Mais que pouvons-nous faire si jamais la Commission européenne fait adopter l’accord TTIP sur le grand marché transatlantique prévoyant un mécanisme d’arbitrage pour régler les différends entre investisseurs et Etats ? Nous en parlons longuement dans notre livre « Juger les multinationales » (6), ainsi que de la mobilisation de l’opinion publique contre le danger extrême que cela représente pour les Etats que les multinationales attaqueraient chaque fois qu’ils osent prendre une décision qui serait jugée contraire aux intérêts privés. Ainsi, Monsanto ou Bayer pourraient attaquer l’Etat français qui prendrait des mesures de santé publique contre les pesticides vendus par ces marques, ce qui leur causerait un préjudice économique important. 

Vu la mobilisation internationale contre le projet de TTIP, la commissaire européenne au commerce Cecilia Malmström a proposé un ajustement à ce mécanisme d’arbitrage privé : un tribunal de première instance et une cour d’appel composés de juges « hautement qualifiés » sur le modèle de le Cour internationale de justice. « La capacité des investisseurs à saisir cette juridiction ferait l’objet de définitions précises, et le droit des Etats de réglementer serait consacré et protégé. » Expliquent Maude Barlow et Raoul Marc Jennar dans Le Monde Diplomatique de février 2016.  « Mais le biais fondamental demeure : seuls les investisseurs peuvent porter plainte, pas les collectivités. », notent les auteurs de cet article où ils démontrent que ce mécanisme ne servirait que les intérêts des multinationales et en rien ceux des Etats et des populations.

Coup de massue pour la commissaire européenne : l’Association des Magistrats Allemands rejette fermement la création d’une telle Cour pour les Investissements, dont elle ne voit ni la légalité ni l’utilité. S’il s’agit d’assurer une sécurité juridique effective aux investisseurs étrangers, « Il appartiendrait aux législateurs et aux responsables du système judiciaire de fournir des solutions dans le cadre national et européen du système éprouvé de protection juridique. C’est seulement de cette manière que peuvent être garantis les pleins droits légaux auxquels tout justiciable a droit en Allemagne et dans l’Union européenne. La création de tribunaux spéciaux pour des groupes particuliers de justiciables est la mauvaise voie. ».  Telle est la conclusion des magistrats allemands, résumée par  Raoul Marc Jenar dont vous pouvez trouver l’argumentation complète sur son blog (7). 

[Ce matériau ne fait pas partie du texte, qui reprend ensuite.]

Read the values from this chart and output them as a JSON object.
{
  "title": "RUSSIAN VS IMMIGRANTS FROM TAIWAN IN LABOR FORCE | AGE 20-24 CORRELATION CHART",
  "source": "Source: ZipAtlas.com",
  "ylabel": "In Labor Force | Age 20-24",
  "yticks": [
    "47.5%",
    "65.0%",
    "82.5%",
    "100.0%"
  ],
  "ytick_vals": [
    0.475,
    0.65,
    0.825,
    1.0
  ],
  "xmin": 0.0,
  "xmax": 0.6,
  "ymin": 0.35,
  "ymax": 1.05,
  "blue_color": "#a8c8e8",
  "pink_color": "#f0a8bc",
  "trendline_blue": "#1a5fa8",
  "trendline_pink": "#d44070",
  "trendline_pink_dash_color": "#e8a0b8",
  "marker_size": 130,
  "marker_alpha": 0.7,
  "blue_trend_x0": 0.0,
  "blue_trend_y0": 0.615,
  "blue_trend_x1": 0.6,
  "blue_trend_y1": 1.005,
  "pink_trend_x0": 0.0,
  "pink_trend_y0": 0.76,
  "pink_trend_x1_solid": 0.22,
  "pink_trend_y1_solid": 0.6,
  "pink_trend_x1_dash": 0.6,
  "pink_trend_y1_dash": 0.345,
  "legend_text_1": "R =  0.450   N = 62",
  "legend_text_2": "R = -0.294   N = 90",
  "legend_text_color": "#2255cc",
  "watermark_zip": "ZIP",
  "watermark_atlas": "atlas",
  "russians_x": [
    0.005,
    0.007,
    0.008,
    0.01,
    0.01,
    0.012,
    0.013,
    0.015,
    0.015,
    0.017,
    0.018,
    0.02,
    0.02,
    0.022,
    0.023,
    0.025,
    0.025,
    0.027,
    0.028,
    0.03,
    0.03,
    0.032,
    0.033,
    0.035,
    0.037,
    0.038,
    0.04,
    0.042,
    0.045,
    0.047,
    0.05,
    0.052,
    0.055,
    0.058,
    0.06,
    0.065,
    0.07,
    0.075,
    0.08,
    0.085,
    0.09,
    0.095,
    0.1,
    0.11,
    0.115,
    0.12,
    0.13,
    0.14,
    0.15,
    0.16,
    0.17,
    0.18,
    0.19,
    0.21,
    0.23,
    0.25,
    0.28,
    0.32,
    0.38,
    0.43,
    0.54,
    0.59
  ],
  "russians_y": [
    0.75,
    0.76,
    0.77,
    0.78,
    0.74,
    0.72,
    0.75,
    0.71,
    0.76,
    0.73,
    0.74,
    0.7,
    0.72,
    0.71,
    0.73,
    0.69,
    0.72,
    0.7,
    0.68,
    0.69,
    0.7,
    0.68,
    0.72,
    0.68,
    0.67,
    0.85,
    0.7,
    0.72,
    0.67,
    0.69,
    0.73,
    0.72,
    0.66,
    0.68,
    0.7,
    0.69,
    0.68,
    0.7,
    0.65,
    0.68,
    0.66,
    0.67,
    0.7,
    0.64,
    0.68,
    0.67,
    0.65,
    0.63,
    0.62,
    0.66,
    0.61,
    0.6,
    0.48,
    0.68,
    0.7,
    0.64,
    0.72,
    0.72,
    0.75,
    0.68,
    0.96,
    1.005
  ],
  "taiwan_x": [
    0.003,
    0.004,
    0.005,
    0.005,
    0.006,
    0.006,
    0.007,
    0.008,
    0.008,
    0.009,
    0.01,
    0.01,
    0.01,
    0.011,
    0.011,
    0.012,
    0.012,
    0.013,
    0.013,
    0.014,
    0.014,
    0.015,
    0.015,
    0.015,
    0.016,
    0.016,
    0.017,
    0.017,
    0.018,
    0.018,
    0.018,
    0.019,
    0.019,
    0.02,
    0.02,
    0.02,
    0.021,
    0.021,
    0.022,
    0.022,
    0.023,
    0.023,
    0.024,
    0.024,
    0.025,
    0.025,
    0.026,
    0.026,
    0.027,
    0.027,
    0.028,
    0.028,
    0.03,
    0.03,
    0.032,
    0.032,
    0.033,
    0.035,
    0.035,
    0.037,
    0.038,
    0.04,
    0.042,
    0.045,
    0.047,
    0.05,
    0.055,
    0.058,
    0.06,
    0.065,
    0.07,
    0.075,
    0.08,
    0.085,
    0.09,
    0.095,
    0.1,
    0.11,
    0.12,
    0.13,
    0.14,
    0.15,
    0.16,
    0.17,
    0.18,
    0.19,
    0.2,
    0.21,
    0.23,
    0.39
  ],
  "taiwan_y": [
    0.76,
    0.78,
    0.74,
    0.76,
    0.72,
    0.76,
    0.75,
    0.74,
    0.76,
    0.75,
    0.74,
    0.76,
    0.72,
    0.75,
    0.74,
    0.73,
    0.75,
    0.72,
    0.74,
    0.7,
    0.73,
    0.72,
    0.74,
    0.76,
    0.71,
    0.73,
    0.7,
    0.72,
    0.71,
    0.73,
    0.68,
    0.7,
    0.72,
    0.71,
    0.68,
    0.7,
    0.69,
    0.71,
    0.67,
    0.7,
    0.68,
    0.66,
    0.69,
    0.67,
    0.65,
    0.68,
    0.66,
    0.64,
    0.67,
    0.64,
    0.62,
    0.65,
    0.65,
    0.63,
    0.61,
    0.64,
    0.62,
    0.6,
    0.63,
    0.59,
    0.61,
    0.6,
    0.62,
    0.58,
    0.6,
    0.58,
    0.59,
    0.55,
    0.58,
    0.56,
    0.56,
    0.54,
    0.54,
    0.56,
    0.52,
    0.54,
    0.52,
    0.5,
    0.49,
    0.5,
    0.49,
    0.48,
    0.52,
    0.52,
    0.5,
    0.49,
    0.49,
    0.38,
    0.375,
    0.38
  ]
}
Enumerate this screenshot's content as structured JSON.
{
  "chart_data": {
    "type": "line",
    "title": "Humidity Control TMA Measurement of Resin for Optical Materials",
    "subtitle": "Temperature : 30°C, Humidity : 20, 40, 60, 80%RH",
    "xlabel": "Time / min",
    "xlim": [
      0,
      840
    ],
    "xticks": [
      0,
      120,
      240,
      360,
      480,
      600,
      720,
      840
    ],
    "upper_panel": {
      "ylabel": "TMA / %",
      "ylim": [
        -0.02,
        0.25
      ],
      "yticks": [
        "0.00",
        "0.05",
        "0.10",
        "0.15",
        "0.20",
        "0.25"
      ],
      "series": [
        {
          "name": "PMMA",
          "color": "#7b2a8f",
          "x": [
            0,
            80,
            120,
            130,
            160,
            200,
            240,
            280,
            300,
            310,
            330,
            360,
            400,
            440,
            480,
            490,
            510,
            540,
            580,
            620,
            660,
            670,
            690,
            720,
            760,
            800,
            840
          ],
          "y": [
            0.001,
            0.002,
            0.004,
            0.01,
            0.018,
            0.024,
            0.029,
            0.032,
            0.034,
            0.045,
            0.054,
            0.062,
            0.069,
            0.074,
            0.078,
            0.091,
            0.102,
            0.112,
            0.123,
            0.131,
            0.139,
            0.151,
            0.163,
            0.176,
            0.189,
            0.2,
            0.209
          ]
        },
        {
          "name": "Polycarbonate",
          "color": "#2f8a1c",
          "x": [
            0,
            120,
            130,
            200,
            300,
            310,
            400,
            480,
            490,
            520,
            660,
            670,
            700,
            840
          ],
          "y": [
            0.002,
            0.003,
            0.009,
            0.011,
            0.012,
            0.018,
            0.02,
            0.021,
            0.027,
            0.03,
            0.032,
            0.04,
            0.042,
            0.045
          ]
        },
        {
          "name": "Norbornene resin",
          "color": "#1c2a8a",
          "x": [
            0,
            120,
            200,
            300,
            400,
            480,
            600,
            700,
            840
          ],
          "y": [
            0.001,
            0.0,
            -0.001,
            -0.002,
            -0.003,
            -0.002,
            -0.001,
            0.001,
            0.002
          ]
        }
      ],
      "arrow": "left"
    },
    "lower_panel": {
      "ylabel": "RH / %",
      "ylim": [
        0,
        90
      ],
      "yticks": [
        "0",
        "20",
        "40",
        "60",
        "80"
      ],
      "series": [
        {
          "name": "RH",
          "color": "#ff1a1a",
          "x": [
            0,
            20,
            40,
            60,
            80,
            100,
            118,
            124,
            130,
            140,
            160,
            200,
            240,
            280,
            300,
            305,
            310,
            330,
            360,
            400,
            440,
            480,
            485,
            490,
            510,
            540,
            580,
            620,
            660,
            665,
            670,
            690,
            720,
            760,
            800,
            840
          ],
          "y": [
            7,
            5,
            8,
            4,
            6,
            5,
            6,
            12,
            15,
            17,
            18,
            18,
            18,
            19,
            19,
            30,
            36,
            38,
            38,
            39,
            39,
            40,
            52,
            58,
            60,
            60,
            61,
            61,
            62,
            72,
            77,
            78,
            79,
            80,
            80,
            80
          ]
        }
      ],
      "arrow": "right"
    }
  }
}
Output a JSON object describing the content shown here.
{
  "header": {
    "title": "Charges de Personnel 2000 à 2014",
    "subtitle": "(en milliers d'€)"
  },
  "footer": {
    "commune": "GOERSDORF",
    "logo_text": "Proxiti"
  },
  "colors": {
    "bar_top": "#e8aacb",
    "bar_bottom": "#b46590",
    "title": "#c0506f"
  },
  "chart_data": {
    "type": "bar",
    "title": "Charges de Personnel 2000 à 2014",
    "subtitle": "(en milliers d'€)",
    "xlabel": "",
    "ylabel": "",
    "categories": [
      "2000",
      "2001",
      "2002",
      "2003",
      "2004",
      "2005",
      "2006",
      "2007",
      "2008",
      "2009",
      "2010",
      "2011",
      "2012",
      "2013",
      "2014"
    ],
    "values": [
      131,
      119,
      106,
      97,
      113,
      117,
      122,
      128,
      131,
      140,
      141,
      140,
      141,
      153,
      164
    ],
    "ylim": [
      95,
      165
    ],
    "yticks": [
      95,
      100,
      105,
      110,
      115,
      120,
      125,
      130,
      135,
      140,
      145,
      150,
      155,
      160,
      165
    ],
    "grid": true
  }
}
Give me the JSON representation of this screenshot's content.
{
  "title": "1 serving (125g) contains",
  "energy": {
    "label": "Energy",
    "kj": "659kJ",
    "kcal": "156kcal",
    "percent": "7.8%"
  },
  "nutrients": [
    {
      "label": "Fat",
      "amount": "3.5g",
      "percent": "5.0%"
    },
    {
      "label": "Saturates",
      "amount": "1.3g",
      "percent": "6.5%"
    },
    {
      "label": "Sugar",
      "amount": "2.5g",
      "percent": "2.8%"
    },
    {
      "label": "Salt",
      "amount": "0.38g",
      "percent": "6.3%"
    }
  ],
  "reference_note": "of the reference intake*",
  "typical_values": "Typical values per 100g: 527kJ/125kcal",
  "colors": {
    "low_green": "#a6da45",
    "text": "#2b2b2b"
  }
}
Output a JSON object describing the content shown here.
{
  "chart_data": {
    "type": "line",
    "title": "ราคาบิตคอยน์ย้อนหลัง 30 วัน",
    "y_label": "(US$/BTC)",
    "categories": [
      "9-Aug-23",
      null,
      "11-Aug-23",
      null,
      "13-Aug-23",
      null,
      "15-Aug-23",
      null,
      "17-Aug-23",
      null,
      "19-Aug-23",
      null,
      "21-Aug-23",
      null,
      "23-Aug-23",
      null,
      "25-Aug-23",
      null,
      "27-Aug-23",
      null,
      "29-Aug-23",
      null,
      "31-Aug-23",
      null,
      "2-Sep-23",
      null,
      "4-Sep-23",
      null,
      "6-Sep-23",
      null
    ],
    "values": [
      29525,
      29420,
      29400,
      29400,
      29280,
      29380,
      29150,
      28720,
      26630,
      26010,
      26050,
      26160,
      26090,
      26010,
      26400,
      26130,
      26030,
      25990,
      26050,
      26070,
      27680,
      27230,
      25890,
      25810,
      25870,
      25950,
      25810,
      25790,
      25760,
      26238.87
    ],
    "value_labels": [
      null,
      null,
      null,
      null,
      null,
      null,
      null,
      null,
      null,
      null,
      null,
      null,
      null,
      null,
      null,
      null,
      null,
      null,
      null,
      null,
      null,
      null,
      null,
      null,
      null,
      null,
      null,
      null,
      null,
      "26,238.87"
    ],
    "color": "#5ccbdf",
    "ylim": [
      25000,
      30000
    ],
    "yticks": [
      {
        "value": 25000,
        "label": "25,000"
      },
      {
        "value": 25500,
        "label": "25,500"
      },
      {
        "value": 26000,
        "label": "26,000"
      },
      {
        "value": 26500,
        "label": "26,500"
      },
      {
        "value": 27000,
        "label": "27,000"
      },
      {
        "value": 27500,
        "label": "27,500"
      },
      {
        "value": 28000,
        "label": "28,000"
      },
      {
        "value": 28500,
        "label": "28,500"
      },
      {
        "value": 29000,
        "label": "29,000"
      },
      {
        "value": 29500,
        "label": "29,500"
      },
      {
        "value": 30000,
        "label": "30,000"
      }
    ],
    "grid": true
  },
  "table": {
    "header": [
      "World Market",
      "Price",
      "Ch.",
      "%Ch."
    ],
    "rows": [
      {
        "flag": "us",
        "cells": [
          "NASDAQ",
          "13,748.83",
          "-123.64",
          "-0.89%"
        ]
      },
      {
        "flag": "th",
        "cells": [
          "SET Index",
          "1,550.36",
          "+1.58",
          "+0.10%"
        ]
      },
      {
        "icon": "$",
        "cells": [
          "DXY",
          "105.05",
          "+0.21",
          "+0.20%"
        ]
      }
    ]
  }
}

Encore faut-il que nos Etats refinancent correctement leurs systèmes judiciaires car, en Belgique notamment, les magistrats se plaignent depuis des décennies du manque de moyens, notamment dans des secteurs aussi techniques et complexes que le commerce. Pourtant, ce type d’investissement est infiniment moindre que les énormes compensations financières que pourraient exiger les multinationales par le biais de tribunaux d’arbitrage privés !

  

1)     http://www.francetvinfo.fr/replay-magazine/france-2/cash-investigation/

A propos de Syngenta, notons que cette firme déjà gigantesque vient d’être rachetée par le géant chinois de la chimie CemChina, pour la somme de 40 milliards d’euros. Voir Le Monde du 4 février 2016.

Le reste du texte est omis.